“I’m speaking to you from Silicon Valley, where some of the most prominent and successful companies have built their businesses by lulling their customers into complacency about their personal information,” said Cook. “They’re gobbling up everything they can learn about you and trying to monetize it. We think that’s wrong. And it’s not the kind of company that Apple wants to be.”
-Tim Cook, 2015
This is a great quote because it proves a point I've been making about how Apple have been fairly precise with their language so they can give you a similar experience as Google (and give advertisers a similar experience to Google Ads...) but with a gloss of privacy jargon to make you feel safe.
They've never said ads and paid promotional content throughout the OS are bad, but rather
*mass data collection of personally identifying information* is bad. Your quote doesn't contradict Apple's plans here because they'll say "well none of our methods compromise a user's privacy since we anonymize the data" just like they said about Maps traffic data (albeit, that's not the same context but the rhetoric is what we should pay attention to).
I would reckon most Apple customers like myself and others in this thread aren't just interested in data privacy and limiting data collection but also ensuring their OS experience is built around the end user's experience first, not the advertiser's. I.e, my App and Map suggestions should be 'meritocratic' in a sense because they're based on variables I care about as a potential customer (user reviews, download count, restaurant popularity, guides from local experts instead of pay-for-promotion magazines, etc.)
Apple should be, for example, seriously fleshing out their native Maps reviewing system and finding ways to enable highly active reviewers to leave curated guides that are mostly guaranteed to be genuine. Instead they're implementing Google style disgusting ads in maps and integrating 'guides' which are just ports of SF Eater paid promotion articles anyway.
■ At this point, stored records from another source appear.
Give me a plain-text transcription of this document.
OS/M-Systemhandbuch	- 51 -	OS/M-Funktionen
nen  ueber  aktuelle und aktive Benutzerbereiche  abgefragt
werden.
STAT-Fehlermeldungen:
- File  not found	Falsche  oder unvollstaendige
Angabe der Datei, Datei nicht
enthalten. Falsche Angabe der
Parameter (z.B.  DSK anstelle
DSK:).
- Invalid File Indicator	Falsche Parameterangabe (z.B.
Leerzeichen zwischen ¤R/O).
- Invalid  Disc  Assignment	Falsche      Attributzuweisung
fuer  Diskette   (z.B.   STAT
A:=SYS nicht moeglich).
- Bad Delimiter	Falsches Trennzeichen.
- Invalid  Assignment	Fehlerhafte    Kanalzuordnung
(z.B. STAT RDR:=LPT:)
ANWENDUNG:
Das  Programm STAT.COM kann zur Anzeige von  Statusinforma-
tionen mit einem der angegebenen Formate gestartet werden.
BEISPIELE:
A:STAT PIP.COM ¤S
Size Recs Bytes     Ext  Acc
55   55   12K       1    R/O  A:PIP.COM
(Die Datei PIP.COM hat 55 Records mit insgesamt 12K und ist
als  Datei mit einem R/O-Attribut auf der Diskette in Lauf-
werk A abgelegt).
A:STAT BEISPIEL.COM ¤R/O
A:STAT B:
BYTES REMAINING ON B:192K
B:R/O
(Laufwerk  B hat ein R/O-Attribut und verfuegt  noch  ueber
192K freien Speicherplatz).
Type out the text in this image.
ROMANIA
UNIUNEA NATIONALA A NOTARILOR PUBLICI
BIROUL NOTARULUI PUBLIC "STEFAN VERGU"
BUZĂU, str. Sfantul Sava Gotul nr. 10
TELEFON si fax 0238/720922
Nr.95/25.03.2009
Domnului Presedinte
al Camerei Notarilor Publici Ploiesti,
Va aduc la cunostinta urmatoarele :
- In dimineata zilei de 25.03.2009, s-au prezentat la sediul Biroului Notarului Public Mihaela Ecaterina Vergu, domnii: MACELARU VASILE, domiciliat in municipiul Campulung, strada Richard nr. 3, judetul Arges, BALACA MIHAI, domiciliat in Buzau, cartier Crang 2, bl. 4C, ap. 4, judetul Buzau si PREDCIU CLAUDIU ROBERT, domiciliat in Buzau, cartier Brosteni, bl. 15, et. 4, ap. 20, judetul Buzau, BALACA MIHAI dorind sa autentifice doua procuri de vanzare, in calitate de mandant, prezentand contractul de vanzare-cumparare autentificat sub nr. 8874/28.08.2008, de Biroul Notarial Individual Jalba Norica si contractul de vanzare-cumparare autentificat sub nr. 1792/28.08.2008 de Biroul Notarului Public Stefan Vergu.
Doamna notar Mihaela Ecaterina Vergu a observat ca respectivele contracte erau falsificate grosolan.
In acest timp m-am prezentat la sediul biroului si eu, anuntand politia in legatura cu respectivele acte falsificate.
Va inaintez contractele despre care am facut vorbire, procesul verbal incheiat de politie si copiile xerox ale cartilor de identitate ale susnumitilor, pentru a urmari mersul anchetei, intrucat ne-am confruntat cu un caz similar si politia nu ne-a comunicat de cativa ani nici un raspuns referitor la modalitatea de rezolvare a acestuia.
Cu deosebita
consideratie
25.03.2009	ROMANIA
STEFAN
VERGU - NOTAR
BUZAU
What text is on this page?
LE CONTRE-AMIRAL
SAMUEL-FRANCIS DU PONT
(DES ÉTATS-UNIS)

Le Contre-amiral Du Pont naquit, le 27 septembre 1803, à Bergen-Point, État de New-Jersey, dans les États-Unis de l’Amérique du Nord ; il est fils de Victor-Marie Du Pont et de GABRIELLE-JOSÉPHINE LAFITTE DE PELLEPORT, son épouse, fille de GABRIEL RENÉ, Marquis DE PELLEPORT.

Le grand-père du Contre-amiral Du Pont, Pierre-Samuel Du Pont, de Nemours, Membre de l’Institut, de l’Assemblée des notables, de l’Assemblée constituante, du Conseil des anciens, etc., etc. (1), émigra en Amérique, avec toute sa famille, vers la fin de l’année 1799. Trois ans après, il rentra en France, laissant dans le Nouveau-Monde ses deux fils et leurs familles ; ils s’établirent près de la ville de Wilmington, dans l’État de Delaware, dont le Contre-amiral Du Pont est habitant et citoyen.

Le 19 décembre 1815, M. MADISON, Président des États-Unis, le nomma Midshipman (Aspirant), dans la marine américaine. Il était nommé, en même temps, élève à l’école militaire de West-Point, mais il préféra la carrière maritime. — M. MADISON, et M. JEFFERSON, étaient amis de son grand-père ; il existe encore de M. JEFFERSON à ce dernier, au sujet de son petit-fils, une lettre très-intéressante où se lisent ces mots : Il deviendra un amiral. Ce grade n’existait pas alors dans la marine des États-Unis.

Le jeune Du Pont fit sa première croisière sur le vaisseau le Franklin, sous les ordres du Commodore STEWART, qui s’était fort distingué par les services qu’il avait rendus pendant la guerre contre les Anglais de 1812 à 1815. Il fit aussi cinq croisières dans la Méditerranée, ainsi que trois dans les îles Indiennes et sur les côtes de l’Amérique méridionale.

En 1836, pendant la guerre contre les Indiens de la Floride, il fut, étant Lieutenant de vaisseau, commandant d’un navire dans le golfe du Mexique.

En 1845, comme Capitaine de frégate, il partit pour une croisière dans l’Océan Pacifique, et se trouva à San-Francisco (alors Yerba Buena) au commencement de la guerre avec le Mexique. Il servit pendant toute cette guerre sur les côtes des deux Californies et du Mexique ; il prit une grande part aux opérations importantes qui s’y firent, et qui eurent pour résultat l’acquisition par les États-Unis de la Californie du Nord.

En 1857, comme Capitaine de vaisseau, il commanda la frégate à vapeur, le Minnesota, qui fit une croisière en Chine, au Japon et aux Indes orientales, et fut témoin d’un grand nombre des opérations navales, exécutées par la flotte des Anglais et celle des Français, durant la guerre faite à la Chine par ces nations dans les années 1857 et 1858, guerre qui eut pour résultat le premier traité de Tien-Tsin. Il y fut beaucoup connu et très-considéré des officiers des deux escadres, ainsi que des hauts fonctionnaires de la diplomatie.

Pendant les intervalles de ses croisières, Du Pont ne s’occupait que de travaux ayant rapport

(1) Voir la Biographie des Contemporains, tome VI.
All part of the Tim Cook Master Plan: accelerate the hell out of the ads and services department because that's what any profit maxxing CEO would do meanwhile take gingerly swings of a rubber sledgehammer at Facebook to gain user trust (which has the convenient byproduct of attaching a rocket booster to your own ad platform). Oh, and make sure nobody finds out you had a secret meeting with Zuck beforehand to discuss "revenue sharing ideas" because at the end of the day your privacy principles are actually marketing slogans and not something you're willing to die on the hill of.
It's all one big joke and we're the punchline.
At this point I might as well switch to Android because if all this data collection and ad plugging is going to happen anyway I'd like the significantly better algorithms and suggestions from Google instead of the privacy facade of Apple. Even Google are starting to 'anonymize' data in more places because they know it's mostly horse manure that can be deanonymized in two button clicks. Not to mention both companies do very little in circumventing government spyware (in fact, they'll happily collaborate with them!).